If you’re paying for Spotify and you’re listening to it on your mobile phone, you’re only getting half the enjoyment from that service that you could be getting. If you then go home and listen to it through your laptop speakers, that’s criminal. We have to get people to realise there’s a better way to listen.
Q: The multi-room audio market, which you’ve pretty much had to yourselves for some time, is becoming quite crowded, with some of the big, traditional CE brands, like Panasonic, LG and Samsung, coming into the sector. Is it a challenge for you to stay at the top?
JG: I guess so, but we don’t spend a lot of time worrying about what they’re doing. It’s a bit of a clichéd answer, but we think purely about what we need to do to deliver the best possible home listening experience. We’re very focused on one thing. We don’t do washing machines and TVs – we do audio.
The way I see it, there are two types of competition – there are those who are coming into multi-room streaming and there’s Bluetooth. More often or not, a customer is leaving [a store] with a Bluetooth speaker that’s not necessarily right for them.

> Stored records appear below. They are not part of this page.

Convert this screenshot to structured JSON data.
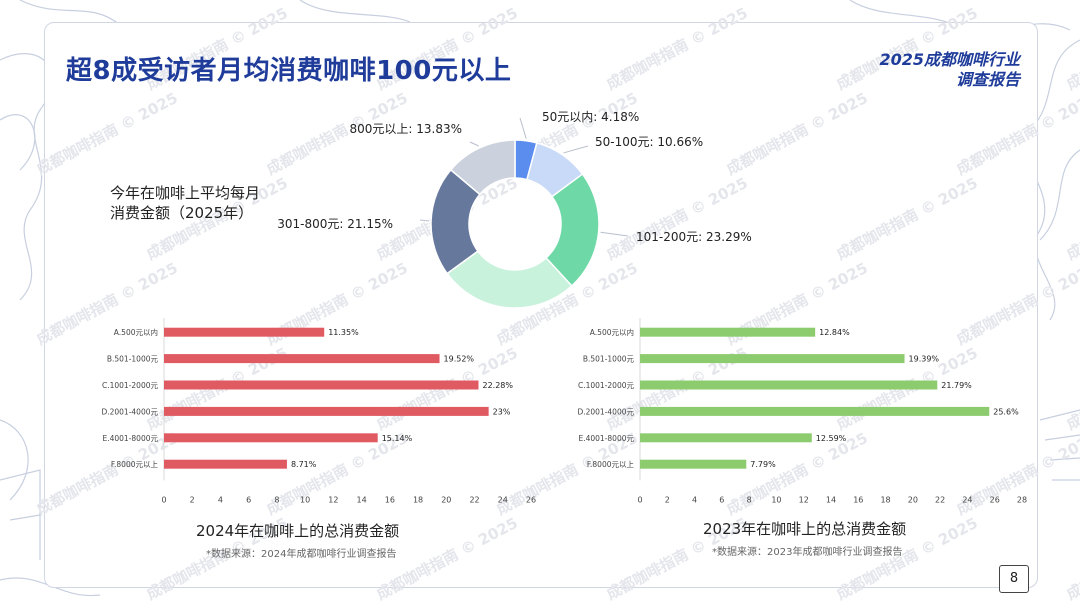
{
  "header": {
    "title": "超8成受访者月均消费咖啡100元以上",
    "brand_line1": "2025成都咖啡行业",
    "brand_line2": "调查报告"
  },
  "pie_caption": {
    "line1": "今年在咖啡上平均每月",
    "line2": "消费金额（2025年）"
  },
  "page_number": "8",
  "watermark": "成都咖啡指南 © 2025",
  "colors": {
    "title": "#1f3c9a",
    "bar_2024": "#e05a62",
    "bar_2023": "#8ccc6e"
  },
  "chart_data": [
    {
      "type": "pie",
      "donut": true,
      "slices": [
        {
          "label": "50元以内: 4.18%",
          "value": 4.18,
          "color": "#5b8def"
        },
        {
          "label": "50-100元: 10.66%",
          "value": 10.66,
          "color": "#c9daf8"
        },
        {
          "label": "101-200元: 23.29%",
          "value": 23.29,
          "color": "#6ed8a6"
        },
        {
          "label": "",
          "value": 26.73,
          "color": "#c9f2dd"
        },
        {
          "label": "301-800元: 21.15%",
          "value": 21.15,
          "color": "#66789c"
        },
        {
          "label": "800元以上: 13.83%",
          "value": 13.83,
          "color": "#ccd2dd"
        }
      ]
    },
    {
      "type": "bar",
      "orientation": "horizontal",
      "title": "2024年在咖啡上的总消费金额",
      "source": "*数据来源：2024年成都咖啡行业调查报告",
      "categories": [
        "A.500元以内",
        "B.501-1000元",
        "C.1001-2000元",
        "D.2001-4000元",
        "E.4001-8000元",
        "F.8000元以上"
      ],
      "values": [
        11.35,
        19.52,
        22.28,
        23,
        15.14,
        8.71
      ],
      "value_labels": [
        "11.35%",
        "19.52%",
        "22.28%",
        "23%",
        "15.14%",
        "8.71%"
      ],
      "xlim": [
        0,
        26
      ],
      "ticks": [
        "0",
        "2",
        "4",
        "6",
        "8",
        "10",
        "12",
        "14",
        "16",
        "18",
        "20",
        "22",
        "24",
        "26"
      ]
    },
    {
      "type": "bar",
      "orientation": "horizontal",
      "title": "2023年在咖啡上的总消费金额",
      "source": "*数据来源：2023年成都咖啡行业调查报告",
      "categories": [
        "A.500元以内",
        "B.501-1000元",
        "C.1001-2000元",
        "D.2001-4000元",
        "E.4001-8000元",
        "F.8000元以上"
      ],
      "values": [
        12.84,
        19.39,
        21.79,
        25.6,
        12.59,
        7.79
      ],
      "value_labels": [
        "12.84%",
        "19.39%",
        "21.79%",
        "25.6%",
        "12.59%",
        "7.79%"
      ],
      "xlim": [
        0,
        28
      ],
      "ticks": [
        "0",
        "2",
        "4",
        "6",
        "8",
        "10",
        "12",
        "14",
        "16",
        "18",
        "20",
        "22",
        "24",
        "26",
        "28"
      ]
    }
  ]
}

Q: What’s Sonos’s approach to retail in the UK?
JG: Retail is a fantastically simple, but complex, business. I come from a retail background – I was at Amazon for seven-and-a-half years and before that, WH Smith. At Amazon, I was working in consumer electronics.

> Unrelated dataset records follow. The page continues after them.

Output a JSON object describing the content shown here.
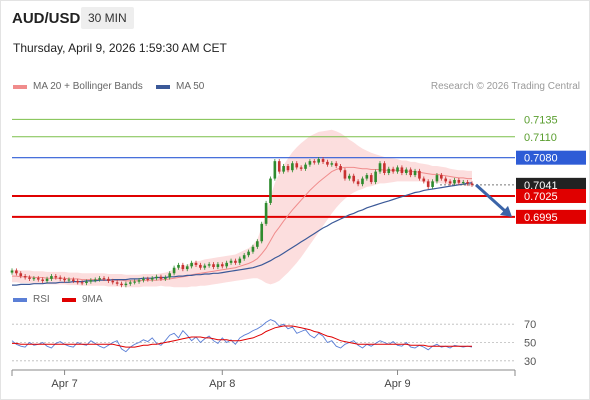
{
  "header": {
    "pair": "AUD/USD",
    "timeframe": "30 MIN",
    "timestamp": "Thursday, April 9, 2026 1:59:30 AM CET",
    "credit": "Research © 2026 Trading Central"
  },
  "legend_top": [
    {
      "label": "MA 20 + Bollinger Bands",
      "color": "#f08c8c"
    },
    {
      "label": "MA 50",
      "color": "#3b5998"
    }
  ],
  "legend_bottom": [
    {
      "label": "RSI",
      "color": "#5b7fd6"
    },
    {
      "label": "9MA",
      "color": "#e00000"
    }
  ],
  "colors": {
    "up": "#2e8b2e",
    "down": "#c83030",
    "target": "#7cbf4a",
    "pivot": "#2e5cd6",
    "support": "#e00000",
    "arrow": "#3b64a8"
  },
  "chart_data": {
    "type": "candlestick",
    "x_ticks": [
      "Apr 7",
      "Apr 8",
      "Apr 9"
    ],
    "ylim": [
      0.689,
      0.717
    ],
    "levels": [
      {
        "value": 0.7135,
        "label": "0.7135",
        "kind": "target"
      },
      {
        "value": 0.711,
        "label": "0.7110",
        "kind": "target"
      },
      {
        "value": 0.708,
        "label": "0.7080",
        "kind": "pivot"
      },
      {
        "value": 0.7041,
        "label": "0.7041",
        "kind": "last"
      },
      {
        "value": 0.7025,
        "label": "0.7025",
        "kind": "support"
      },
      {
        "value": 0.6995,
        "label": "0.6995",
        "kind": "support"
      }
    ],
    "close": [
      0.6918,
      0.6914,
      0.691,
      0.6908,
      0.6906,
      0.6907,
      0.6905,
      0.6903,
      0.6906,
      0.691,
      0.6908,
      0.6906,
      0.6904,
      0.6905,
      0.6903,
      0.6901,
      0.69,
      0.6902,
      0.6904,
      0.6905,
      0.6907,
      0.6906,
      0.6903,
      0.6901,
      0.6899,
      0.6897,
      0.6899,
      0.6901,
      0.6902,
      0.6904,
      0.6906,
      0.6905,
      0.6907,
      0.6909,
      0.6906,
      0.6908,
      0.6914,
      0.6922,
      0.6926,
      0.692,
      0.6924,
      0.6929,
      0.6926,
      0.6922,
      0.6925,
      0.6927,
      0.6923,
      0.6927,
      0.6924,
      0.6929,
      0.6932,
      0.6929,
      0.6935,
      0.694,
      0.6945,
      0.6952,
      0.696,
      0.6985,
      0.7015,
      0.705,
      0.7075,
      0.706,
      0.7068,
      0.7062,
      0.7072,
      0.7066,
      0.7064,
      0.707,
      0.7075,
      0.7073,
      0.7078,
      0.7074,
      0.707,
      0.7072,
      0.7068,
      0.7062,
      0.705,
      0.7054,
      0.7046,
      0.7042,
      0.705,
      0.7055,
      0.7045,
      0.706,
      0.7072,
      0.7058,
      0.7064,
      0.706,
      0.7066,
      0.7058,
      0.7063,
      0.7055,
      0.7061,
      0.705,
      0.7046,
      0.7038,
      0.7046,
      0.7055,
      0.705,
      0.7046,
      0.7043,
      0.7048,
      0.7044,
      0.7045,
      0.7043,
      0.7041
    ],
    "ma20": [
      0.691,
      0.691,
      0.6909,
      0.6909,
      0.6909,
      0.6908,
      0.6908,
      0.6908,
      0.6907,
      0.6907,
      0.6907,
      0.6907,
      0.6907,
      0.6906,
      0.6906,
      0.6906,
      0.6905,
      0.6905,
      0.6905,
      0.6905,
      0.6905,
      0.6905,
      0.6904,
      0.6904,
      0.6904,
      0.6904,
      0.6903,
      0.6903,
      0.6903,
      0.6903,
      0.6904,
      0.6904,
      0.6904,
      0.6904,
      0.6905,
      0.6905,
      0.6906,
      0.6907,
      0.6908,
      0.6909,
      0.691,
      0.6912,
      0.6913,
      0.6914,
      0.6915,
      0.6916,
      0.6917,
      0.6918,
      0.6919,
      0.692,
      0.6921,
      0.6922,
      0.6924,
      0.6926,
      0.6928,
      0.6931,
      0.6935,
      0.6942,
      0.695,
      0.6961,
      0.6972,
      0.698,
      0.6989,
      0.6997,
      0.7005,
      0.7012,
      0.7019,
      0.7026,
      0.7033,
      0.7039,
      0.7045,
      0.705,
      0.7055,
      0.706,
      0.7063,
      0.7065,
      0.7066,
      0.7066,
      0.7066,
      0.7065,
      0.7064,
      0.7064,
      0.7063,
      0.7063,
      0.7063,
      0.7062,
      0.7062,
      0.7062,
      0.7062,
      0.7061,
      0.7061,
      0.706,
      0.706,
      0.7059,
      0.7058,
      0.7057,
      0.7056,
      0.7056,
      0.7055,
      0.7054,
      0.7053,
      0.7052,
      0.7051,
      0.7051,
      0.705,
      0.705
    ],
    "ma50": [
      0.6897,
      0.6897,
      0.6898,
      0.6898,
      0.6898,
      0.6899,
      0.6899,
      0.6899,
      0.69,
      0.69,
      0.69,
      0.6901,
      0.6901,
      0.6901,
      0.6902,
      0.6902,
      0.6902,
      0.6903,
      0.6903,
      0.6903,
      0.6904,
      0.6904,
      0.6904,
      0.6905,
      0.6905,
      0.6905,
      0.6905,
      0.6906,
      0.6906,
      0.6906,
      0.6907,
      0.6907,
      0.6907,
      0.6908,
      0.6908,
      0.6908,
      0.6909,
      0.6909,
      0.691,
      0.691,
      0.6911,
      0.6911,
      0.6912,
      0.6912,
      0.6913,
      0.6913,
      0.6914,
      0.6914,
      0.6915,
      0.6916,
      0.6917,
      0.6918,
      0.6919,
      0.692,
      0.6921,
      0.6922,
      0.6924,
      0.6926,
      0.6929,
      0.6932,
      0.6936,
      0.6939,
      0.6943,
      0.6947,
      0.6951,
      0.6955,
      0.6959,
      0.6963,
      0.6967,
      0.6971,
      0.6975,
      0.6979,
      0.6982,
      0.6986,
      0.6989,
      0.6992,
      0.6995,
      0.6998,
      0.7,
      0.7003,
      0.7005,
      0.7008,
      0.701,
      0.7012,
      0.7014,
      0.7016,
      0.7018,
      0.702,
      0.7022,
      0.7024,
      0.7026,
      0.7028,
      0.703,
      0.7031,
      0.7033,
      0.7034,
      0.7035,
      0.7036,
      0.7037,
      0.7038,
      0.7039,
      0.704,
      0.7041,
      0.7042,
      0.7043,
      0.7044
    ],
    "bb_width": [
      0.0009,
      0.0009,
      0.0009,
      0.0009,
      0.0009,
      0.0009,
      0.0009,
      0.0009,
      0.0009,
      0.0009,
      0.0009,
      0.0009,
      0.0009,
      0.0009,
      0.0009,
      0.0009,
      0.0009,
      0.0009,
      0.0009,
      0.0009,
      0.0009,
      0.0009,
      0.0009,
      0.0009,
      0.0009,
      0.0009,
      0.0009,
      0.0009,
      0.0009,
      0.0009,
      0.0009,
      0.0009,
      0.0009,
      0.0009,
      0.0009,
      0.001,
      0.0011,
      0.0013,
      0.0014,
      0.0015,
      0.0016,
      0.0017,
      0.0018,
      0.0018,
      0.0019,
      0.0019,
      0.0019,
      0.0019,
      0.0019,
      0.0019,
      0.0019,
      0.0019,
      0.002,
      0.0021,
      0.0022,
      0.0024,
      0.0028,
      0.0038,
      0.005,
      0.0063,
      0.0072,
      0.0077,
      0.008,
      0.0082,
      0.0083,
      0.0083,
      0.0082,
      0.008,
      0.0078,
      0.0075,
      0.0072,
      0.0068,
      0.0064,
      0.006,
      0.0055,
      0.005,
      0.0045,
      0.004,
      0.0036,
      0.0032,
      0.0029,
      0.0026,
      0.0024,
      0.0022,
      0.002,
      0.0019,
      0.0018,
      0.0017,
      0.0016,
      0.0015,
      0.0015,
      0.0014,
      0.0014,
      0.0013,
      0.0013,
      0.0013,
      0.0012,
      0.0012,
      0.0012,
      0.0012,
      0.0011,
      0.0011,
      0.0011,
      0.0011,
      0.0011,
      0.0011
    ],
    "rsi_ticks": [
      70,
      50,
      30
    ],
    "rsi_ylim": [
      20,
      80
    ],
    "rsi": [
      52,
      48,
      46,
      45,
      50,
      47,
      48,
      50,
      46,
      44,
      49,
      51,
      48,
      46,
      45,
      50,
      48,
      47,
      52,
      49,
      46,
      44,
      47,
      50,
      52,
      43,
      40,
      45,
      48,
      50,
      53,
      51,
      55,
      49,
      47,
      52,
      58,
      60,
      55,
      63,
      58,
      52,
      56,
      50,
      54,
      57,
      52,
      49,
      55,
      50,
      53,
      48,
      55,
      58,
      60,
      63,
      65,
      68,
      72,
      75,
      73,
      68,
      70,
      65,
      67,
      60,
      62,
      64,
      58,
      55,
      60,
      57,
      50,
      52,
      46,
      44,
      48,
      50,
      52,
      47,
      44,
      48,
      46,
      49,
      52,
      50,
      48,
      51,
      47,
      46,
      50,
      45,
      44,
      47,
      45,
      42,
      46,
      48,
      45,
      46,
      44,
      47,
      46,
      45,
      46,
      45
    ],
    "rsi_ma": [
      49,
      49,
      48,
      48,
      48,
      48,
      48,
      48,
      48,
      48,
      48,
      48,
      48,
      48,
      48,
      48,
      48,
      48,
      48,
      48,
      48,
      48,
      48,
      48,
      47,
      46,
      45,
      45,
      45,
      46,
      47,
      47,
      48,
      48,
      49,
      50,
      51,
      52,
      53,
      54,
      55,
      56,
      56,
      56,
      55,
      55,
      54,
      53,
      53,
      53,
      52,
      52,
      52,
      53,
      54,
      55,
      57,
      59,
      62,
      64,
      66,
      67,
      68,
      68,
      68,
      67,
      66,
      65,
      64,
      62,
      61,
      59,
      57,
      56,
      54,
      52,
      51,
      50,
      49,
      48,
      48,
      48,
      48,
      48,
      48,
      48,
      48,
      48,
      48,
      48,
      48,
      47,
      47,
      47,
      47,
      46,
      46,
      46,
      46,
      46,
      46,
      46,
      46,
      46,
      46,
      46
    ],
    "projection": {
      "from": 0.7041,
      "to": 0.6995
    }
  }
}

We see that the opportunity from people streaming music is huge and our approach is to partner with retailers to educate and inform all those people who, we think, should be listening to their music in a much better way. It’s a partnership to do that.

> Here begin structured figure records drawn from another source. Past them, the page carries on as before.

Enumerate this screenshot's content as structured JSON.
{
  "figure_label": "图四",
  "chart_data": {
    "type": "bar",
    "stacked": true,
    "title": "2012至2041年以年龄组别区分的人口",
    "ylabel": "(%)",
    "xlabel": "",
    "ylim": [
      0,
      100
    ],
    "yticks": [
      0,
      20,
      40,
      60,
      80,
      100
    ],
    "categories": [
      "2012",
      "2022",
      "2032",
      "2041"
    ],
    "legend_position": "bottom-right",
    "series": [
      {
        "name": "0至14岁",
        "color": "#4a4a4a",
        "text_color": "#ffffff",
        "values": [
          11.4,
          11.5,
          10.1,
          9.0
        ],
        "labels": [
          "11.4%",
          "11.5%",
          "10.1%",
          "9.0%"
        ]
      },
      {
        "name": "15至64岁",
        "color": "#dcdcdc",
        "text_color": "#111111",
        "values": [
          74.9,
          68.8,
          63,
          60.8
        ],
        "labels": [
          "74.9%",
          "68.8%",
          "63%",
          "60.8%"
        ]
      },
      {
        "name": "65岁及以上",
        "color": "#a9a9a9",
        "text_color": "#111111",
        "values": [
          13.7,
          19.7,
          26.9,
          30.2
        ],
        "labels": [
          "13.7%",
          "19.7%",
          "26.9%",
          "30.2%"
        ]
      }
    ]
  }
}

For us, the role of a retailer is to inform, educate and provide the best possible experience to their customer – we’re all about the experience.
If you go home and listen to Spotify through your laptop speakers, that’s criminal. We have to get people to realise there’s a better way
If we can find ways with retailers to deliver a better experience to people who are interested in audio, that’s exactly what we’ll do – whether it’s new displays, or staff training and education. Over half of our UK team is out there, on the road, talking to retailers.
We recently held a series of training workshops for about 200 installers and AV retailers. The majority of the training was on networking – it wasn’t specifically on Sonos. We see the AV specialist channel as a big area, moving into connected devices. It’s a huge opportunity for retailers. For independents, it’s a massive opportunity, because people’s home networks aren’t always as reliable as they want them to be. Even at its most simple level, troubleshooting networking problems is difficult. There’s a good opportunity for people who can help people with that and then bring [connected] devices into it…
Q: Do you ever envisage a time when Sonos will open its own dedicated stores or shop-in-shops?
JG: Possibly – yes – if we think that’s the best way of getting the experience across. I don’t think we’ll ever get to the stage where we’ll have 20 or 30 products. Our goal is to deliver the best possible audio experience to a customer in the simplest way. If shop-in-shop is the best way of delivering an experience, then I couldn’t see why we wouldn’t do it. At the moment, a lot of our emphasis is on training and educating store staff – that’s huge for us.
Q: Where is the multi-room audio market heading in the future?
JG: I’m a great believer that history repeats itself – streaming music has grown enormously.
It’s quite hard to get a handle on how many people are streaming in the UK and how many are paying for it. We reckon there is something like five or six million people paying in some way for streaming.
When you think of that as a proportion of the population, it’s still quite small. We think that will grow, so that at some point in the not too distant future, it will be heading towards a billion people streaming globally.
At the moment, there’s a huge amount of innovation in the delivery to customers – Spotify, Deezer, Apple and Tidal – but there’s not much innovation from the labels and content side. There’s still much more innovation to come and we’re just at the start of it.